A Scaphoid Abdomen is a ‘sunken’ abdomen with a convex structure. The abdominal region of the body is an indicator of the general disease and health of the body. By inspecting the abdomen, the doctor receives information about the disease, the symptoms of the disease, and the possibility of its cure. The outer abdomen is the region that reaches from the chest to the thighs.
What Is A Scaphoid Abdomen?
The body’s digestive, reproductive, and excretory organs are located in the outer visible area of the abdomen.
Abdominal muscles and organs surround the outer abdomen. A regular and healthy-looking belly indicates excellent physical health and abilities.
An abdomen indicates the body’s overall health and the proper functioning of the digestive and excretory organs.
During a medical exam, it is the first inspection point for the abdominal organs and muscles. It is also an indication of the ability to reproduce healthily.

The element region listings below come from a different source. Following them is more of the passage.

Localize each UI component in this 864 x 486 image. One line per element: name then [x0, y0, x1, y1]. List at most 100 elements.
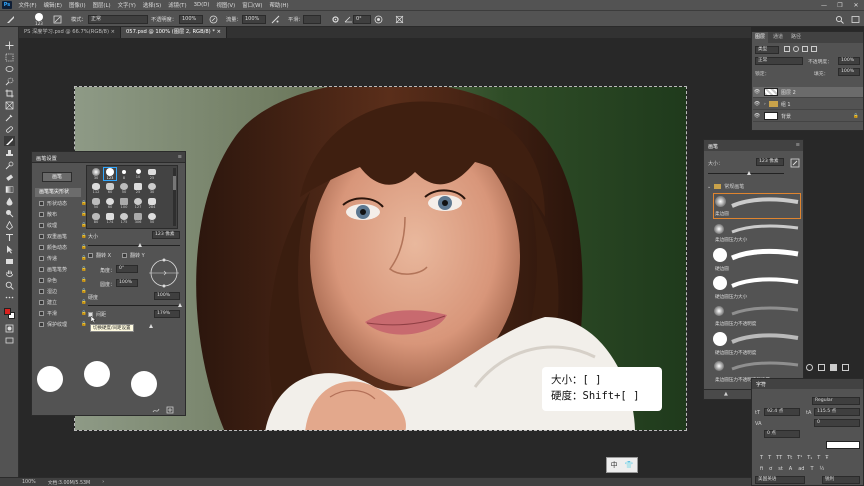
underline-icon[interactable]: T	[817, 455, 820, 463]
small-caps-icon[interactable]: Tt	[787, 455, 792, 463]
option-wet-edges[interactable]: 湿边 🔒	[39, 287, 87, 296]
screen-mode-icon[interactable]	[4, 335, 15, 345]
close-button[interactable]: ✕	[848, 2, 864, 9]
brush-tip-preset[interactable]: 60	[104, 198, 116, 210]
fx-icon[interactable]	[806, 363, 813, 371]
fraction-icon[interactable]: ½	[820, 466, 825, 474]
option-build-up[interactable]: 建立 🔒	[39, 298, 87, 307]
smooth-input[interactable]	[303, 14, 321, 24]
menu-view[interactable]: 视图(V)	[213, 1, 239, 9]
brush-tip-thumbnail[interactable]	[713, 332, 727, 346]
brush-preview-icon[interactable]	[152, 406, 160, 414]
healing-brush-tool-icon[interactable]	[4, 124, 15, 134]
brush-tip-preset[interactable]: 112	[90, 183, 102, 195]
brush-tip-preset[interactable]: 306	[132, 213, 144, 225]
quick-mask-icon[interactable]	[4, 323, 15, 333]
brush-tip-thumbnail[interactable]	[713, 248, 727, 262]
new-brush-preset-icon[interactable]	[790, 158, 800, 168]
kerning-input[interactable]: 0 点	[764, 430, 800, 438]
brush-tip-grid[interactable]: 30 123 8 10 25 112 60 50 25 30 50 60 100…	[86, 165, 178, 229]
brush-tip-preset[interactable]: 60	[104, 183, 116, 195]
bold-icon[interactable]: T	[760, 455, 763, 463]
zoom-tool-icon[interactable]	[4, 280, 15, 290]
brush-tip-preset[interactable]: 284	[146, 198, 158, 210]
brush-tool-icon[interactable]	[6, 15, 15, 24]
mask-icon[interactable]	[818, 363, 825, 371]
hardness-input[interactable]: 100%	[154, 292, 180, 300]
tab-channels[interactable]: 通道	[770, 32, 786, 43]
brush-tip-preset[interactable]: 25	[132, 183, 144, 195]
checkbox[interactable]	[39, 223, 44, 228]
option-shape-dynamics[interactable]: 形状动态 🔒	[39, 199, 87, 208]
italic-icon[interactable]: T	[768, 455, 771, 463]
lock-icon[interactable]: 🔒	[81, 256, 87, 261]
menu-help[interactable]: 帮助(H)	[266, 1, 292, 9]
flow-input[interactable]: 100%	[242, 14, 266, 24]
crop-tool-icon[interactable]	[4, 88, 15, 98]
flip-y[interactable]: 翻转 Y	[122, 251, 145, 260]
zoom-readout[interactable]: 100%	[22, 480, 36, 485]
spacing-slider-knob[interactable]	[149, 324, 153, 328]
toggle-brush-panel-icon[interactable]	[53, 15, 62, 24]
angle-roundness-widget[interactable]	[148, 257, 180, 289]
brush-tip-thumbnail[interactable]	[714, 224, 724, 234]
layer-row-group1[interactable]: 👁 › 组 1	[753, 99, 863, 110]
brush-tip-thumbnail[interactable]	[713, 276, 727, 290]
panel-menu-icon[interactable]: ≡	[178, 154, 182, 160]
option-transfer[interactable]: 传递 🔒	[39, 254, 87, 263]
pressure-opacity-icon[interactable]	[209, 15, 218, 24]
status-arrow-icon[interactable]: ›	[102, 480, 104, 485]
eraser-tool-icon[interactable]	[4, 172, 15, 182]
brush-tip-preset[interactable]: 175	[118, 213, 130, 225]
brush-tip-thumbnail[interactable]	[714, 306, 724, 316]
antialias-select[interactable]: 锐利	[822, 476, 860, 484]
lock-icon[interactable]: 🔒	[81, 311, 87, 316]
checkbox[interactable]	[39, 256, 44, 261]
checkbox[interactable]	[39, 289, 44, 294]
option-color-dynamics[interactable]: 颜色动态 🔒	[39, 243, 87, 252]
delete-layer-icon[interactable]	[842, 363, 849, 371]
brush-tip-preset[interactable]: 10	[132, 168, 144, 180]
lasso-tool-icon[interactable]	[4, 64, 15, 74]
option-dual-brush[interactable]: 双重画笔 🔒	[39, 232, 87, 241]
brush-preset-picker[interactable]: 123	[32, 13, 46, 26]
menu-image[interactable]: 图像(I)	[66, 1, 90, 9]
alternate-icon[interactable]: ơ	[769, 466, 772, 474]
option-scattering[interactable]: 散布 🔒	[39, 210, 87, 219]
search-icon[interactable]	[835, 15, 844, 24]
pressure-size-icon[interactable]	[374, 15, 383, 24]
ord-icon[interactable]: T	[810, 466, 813, 474]
panel-menu-icon[interactable]: ≡	[796, 142, 800, 148]
subscript-icon[interactable]: T₁	[807, 455, 812, 463]
tab-paths[interactable]: 路径	[788, 32, 804, 43]
rectangle-tool-icon[interactable]	[4, 256, 15, 266]
font-style-select[interactable]: Regular	[812, 397, 860, 405]
dodge-tool-icon[interactable]	[4, 208, 15, 218]
chevron-down-icon[interactable]: ⌄	[707, 184, 711, 190]
menu-layer[interactable]: 图层(L)	[89, 1, 114, 9]
checkbox[interactable]	[39, 234, 44, 239]
option-smoothing[interactable]: 平滑 🔒	[39, 309, 87, 318]
size-slider-knob[interactable]	[138, 243, 142, 247]
menu-select[interactable]: 选择(S)	[139, 1, 164, 9]
font-size-input[interactable]: 92.4 点	[764, 408, 800, 416]
lock-icon[interactable]: 🔒	[81, 245, 87, 250]
checkbox[interactable]	[39, 212, 44, 217]
brush-size-input[interactable]: 123 像素	[756, 158, 784, 166]
tab-layers[interactable]: 图层	[752, 32, 769, 43]
lock-icon[interactable]: 🔒	[81, 289, 87, 294]
option-brush-pose[interactable]: 画笔笔势 🔒	[39, 265, 87, 274]
brush-tip-preset[interactable]: 30	[146, 183, 158, 195]
ligature-icon[interactable]: fi	[760, 466, 763, 474]
checkbox[interactable]	[39, 278, 44, 283]
option-texture[interactable]: 纹理 🔒	[39, 221, 87, 230]
brush-tip-preset[interactable]: 25	[146, 168, 158, 180]
lock-icon[interactable]: 🔒	[81, 322, 87, 327]
move-tool-icon[interactable]	[4, 40, 15, 50]
brush-size-mini-knob-icon[interactable]: ▲	[724, 391, 728, 397]
brush-tip-preset[interactable]: 50	[146, 213, 158, 225]
maximize-button[interactable]: ❐	[832, 2, 848, 9]
brush-group-general[interactable]: ⌄ 常规画笔	[707, 182, 801, 191]
workspace-icon[interactable]	[851, 15, 860, 24]
brush-size-knob[interactable]	[747, 171, 751, 175]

The flat abdomen is the only type that is considered normal. The rest of the abdominal shapes are associated with minor and major health complications.
Flatulence often occurs in patients with abnormal abdominal shape. The different types of abdominal classifications are:
- flat (only type considered normal)
The scaphoid abdomen is a hollow or convex structure. It indicates a malfunction of several organs or bodily illness.
The underlying medical problems cannot be diagnosed through a visual or primary inspection of the abdomen so further tests will be ordered.
Scaphoid Abdomen Causes
A scaphoid abdomen at birth is associated with congenital diseases such as a diaphragmatic hernia. It is a life-threatening illness, but doctors may be able to correct it with surgery.
Patients with diaphragmatic hernias often show an improvement in their condition after abdominal surgery.
Scaphoid Abdomen In Newborn
A scaphoid abdomen in newborn babies is usually detected at birth. Abdominal swelling is a condition associated with complications and a particular condition.
Some babies with a normal abdomen at birth may develop a fractured mandibular bone later in life due to a severe illness or trauma.
In such cases, doctors advise parents to take precautions and measures to protect the baby’s health best.
Abnormal changes in the baby’s body should be reported to the doctor for diagnosis and treatment.
The abdomen has a front and rear wall. In babies born with a scaphoid abdomen, the front wall of the abdomen sinks into the shape of a boat instead of being flat or convex.
This indicates that the abdominal organs do not fit in the right place and can be a sign or cause of further complications, including:
- diaphragmatic hernia
- air leak syndrome
- improper function of digestive, excretory, and reproductive organs
- upper abdominal pain or bloating
A certified surgeon performs abdominal surgery. During the surgical process, organ placement is corrected and adjusted to the abdomen.
The surgeon also corrects muscle position, and correct diaphragm posture is required.
During the post-operative recovery phase, the patient undergoes internal healing and correction.
If the postoperative abdominal surgery extends longer, it is advisable to complete bed rest and intensive care. The patient becomes healthier in this phase of recovery.
In severe or complicated cases, a recurrence of hernia symptoms cannot be excluded. The patient is advised to take precautions to avoid this. In severe cases, the patient may undergo several operations.
Special postoperative care is recommended for patients diagnosed with a congenital or non-congenital diaphragmatic hernia.
They are advised to refrain from activities and exercises that could aggravate complications in the scaphoid abdomen.
Extensive breathing exercises, which require pulling on the diaphragm or abdominal muscles, may also be restricted in patients.